One of my earliest childhood memories is going downtown with my grandmother in the early sixties, a time when ladies still got dressed-up to go to town, little girls wore white gloves and everybody took the bus. Grandma had an appointment with Miss Toomy, her regular saleslady at Gidding-Jenny’s Department Store on Fourth St. and afterwards she took me to lunch on Pogue’s Ice Cream Bridge where she let me order a Coke with my grilled cheese.
How much has changed in the course of one short life. My grandmother died in the late Eighties, soon to be followed by Gidding’s, Pogue’s, and many of the ideas about how and where we buy what we need. The Miss Toomys of the world no longer exist. Going shopping downtown was permanently and forever disrupted by the development of the highway system, our shift to the suburbs and multiple cars in the driveway of every American dream.
Nothing lasts forever – and so the pendulum swings back, slowly at first and then faster as it gathers momentum. Gas prices increased and the internet happened – that information super-highway that has already in its first decade permanently and forever changed everything in its wake, like the bomb in Hiroshima. Cities are popular again with young professionals and as every generation has to find something to rebel against, they have rejected their parent’s automobile-based lifestyles in favor of walking, biking and public transportation again.
How do you plan a city when they never stand still? Where does a community invest its hard-earned resources so that we will continue to generate positives returns – not just economic returns – but the kinds of returns that really enrich lives and make more people want to live here – decisions that should outlast not just one generation (I’m writing this from Italy, the window over my desk looking out at a fifteenth century church) – but many, many generations to come.
What concerns me when I think about urban development these days is that the vast majority of our new buildings seem to be constructed for planned obsolescence, you know – unimaginative, utilitarian structures that go up on-time and under-budget, very efficient kind of stuff designed to pass quickly through the committee approval process. “Mixed-use,” “pedestrian promenades,” “street level retail space,” and a lot of emphasis on the number of parking spaces in the publicly subsidized garages, those seem to be some of the significant catch phrases of late. But does anybody really want to spend time in those spaces unless they have to? Are these just features the architect tacks onto an office tower to hit the hot spots in the most recent city plan?

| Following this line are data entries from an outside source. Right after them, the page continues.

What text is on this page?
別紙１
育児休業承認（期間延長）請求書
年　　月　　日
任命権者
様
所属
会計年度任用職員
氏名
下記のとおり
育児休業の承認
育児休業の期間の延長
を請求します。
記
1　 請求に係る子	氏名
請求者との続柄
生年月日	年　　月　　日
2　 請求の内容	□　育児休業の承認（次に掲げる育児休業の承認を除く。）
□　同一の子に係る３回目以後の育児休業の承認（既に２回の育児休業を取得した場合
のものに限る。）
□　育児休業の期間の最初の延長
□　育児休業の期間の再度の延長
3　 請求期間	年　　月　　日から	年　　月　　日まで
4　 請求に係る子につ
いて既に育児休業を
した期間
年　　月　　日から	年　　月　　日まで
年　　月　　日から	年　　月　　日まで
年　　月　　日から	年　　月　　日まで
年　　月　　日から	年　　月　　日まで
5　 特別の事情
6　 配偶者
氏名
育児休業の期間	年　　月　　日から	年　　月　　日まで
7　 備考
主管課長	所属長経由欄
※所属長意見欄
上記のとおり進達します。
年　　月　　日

Maybe the scariest thing about changes in development is where the incentives lie for the developers. When John Emory built the Carew Tower in 1930, he did so planning to own it for the rest of his life, so he built it with a pride that is reflected in the materials, the details, the art.
Emery had approached the bank to underwrite financing, but the bank did not share his vision and declined the loan. In spite of the advice of his financial consultants, Emery sold all of his stocks and securities just before the Crash. Had he left his money tied up in the market, he would have lost everything. But instead, the project continued as planned and became one of the city’s largest employers.
On the other hand when Eagle Realty, a subsidiary of Western & Southern, built the 41 story Queen City Square (now called Great American Tower) – they never owned the building, not for one second. They purchased the bonds issued by the Port Authority to finance the building as an investment for their insurance company, made their big money on the development fees and and have the master lease on the property (management fees). The public owns the 1,000,000 sf Class A office structure and we’re the ones who have to figure out what to do with it if big corporations cease to dominate the economic landscape after the master lease to W&S expires. But why worry? Less than two years after completion, Western & Southern has already listed part of the property on the market hoping to attract some big institutional investor to our mid-tiered market. Besides, the building will be fully paid-off from the 30-year property-tax abatement (Yes! 30 YEARS!) that pays down the bonds even if we do get stuck with a white elephant.
Nothing lasts forever and nobody ever guesses right about the future a hundred percent of the time. But before we invest any more time, money and energy in private-profit real estate developments, maybe we should sit down together as a community and have a long, thoughtful discussion about what we want our future to look like. After all, we’re the ones who are paying for it.